Even though choreographers like Robbins clearly placed dance at the forefront of the musical, it is still difficult to define the role of dance in musical theater since different writers, composers, and choreographers develop each musical with varying intentions. Yet, it is safe to say that choreography is closely related to the musical aspect of musical theater and that in the majority of musicals characters are able to express their emotions and convey their actions though dance. Unlike in traditional plays where characters strictly communicate to the audience through the use of dialogue, in musical theater the actors must express themselves with songs and the physical movements of dance. For example, in the world famous Andrew Lloyd Webber musical Cats, Gillian Lynne’s choreography effectively reveals elements of each cat’s personality and the movement is simply an extension of the unique characters. From the acrobatic and smooth jazz moves of Macavity the mystery cat to the confident swagger Lynne gives the Rum Tum Tugger, the choreography brings the audience closer to understanding the cats’ personalities.
One of the most obvious ways that choreography enhances the musical is the visual spectacle that it adds to what might otherwise be a traditional theatrical production. The tap dance extravaganzas in musicals like Forty Second Street and Crazy for You and the intricacies of Fosse’s dance steps in Sweet Charity captivate the audience’s attention and keep them interested in the show’s unraveling plot. Dance can also be used as a method to reveal the action in the plot. In Jerome Robbins’ creation West Side Story, for example, the musical’s plot relies heavily on the dance numbers. The scenes between the competing gangs, the Sharks and the Jets, where each gang is fighting for the same territory in New York City, are intricately choreographed and climactic scenes in the story’s plot. The story line of the musical is so reliant on the element of dance that it is often described as a ballet-opera.

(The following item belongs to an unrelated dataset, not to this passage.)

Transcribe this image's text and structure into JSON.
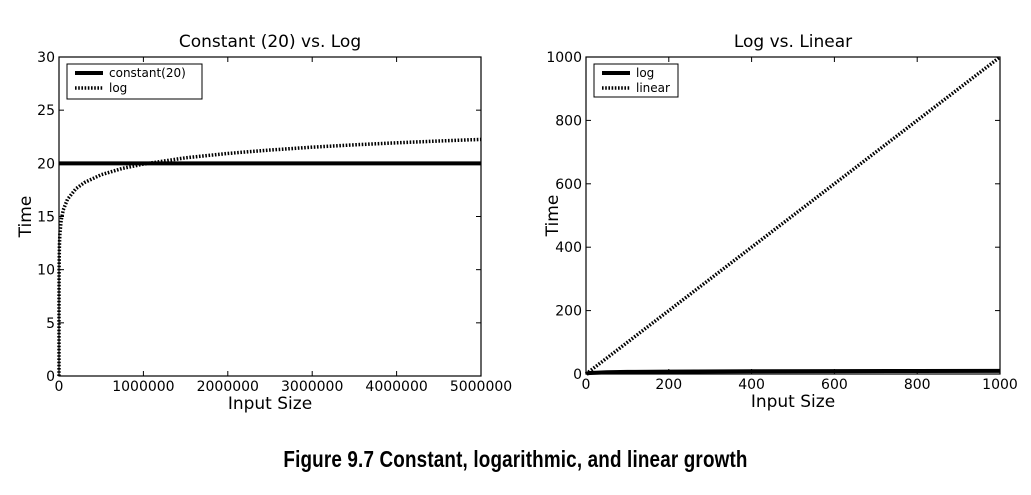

The glittering lights of Broadway have recently attracted several of modern dance’s most accomplished choreographers who have each struggled to discover the role of dance in the musical. In 1997 Garth Fagan, Doug Varone, and Mark Morris became members of the growing crowd of modern dancers and choreographers who have seized the opportunity to create dance in the commercial world of musical theater. It may seem incredibly strange that modern choreographers are interested in creating dances for musical theater, an art form know for its strict movement vocabulary and mainstream audience. However, it is important to note that while musical theater may appear codified, the Broadway dance scene has always been know for its openness and as a forefront for new ideas.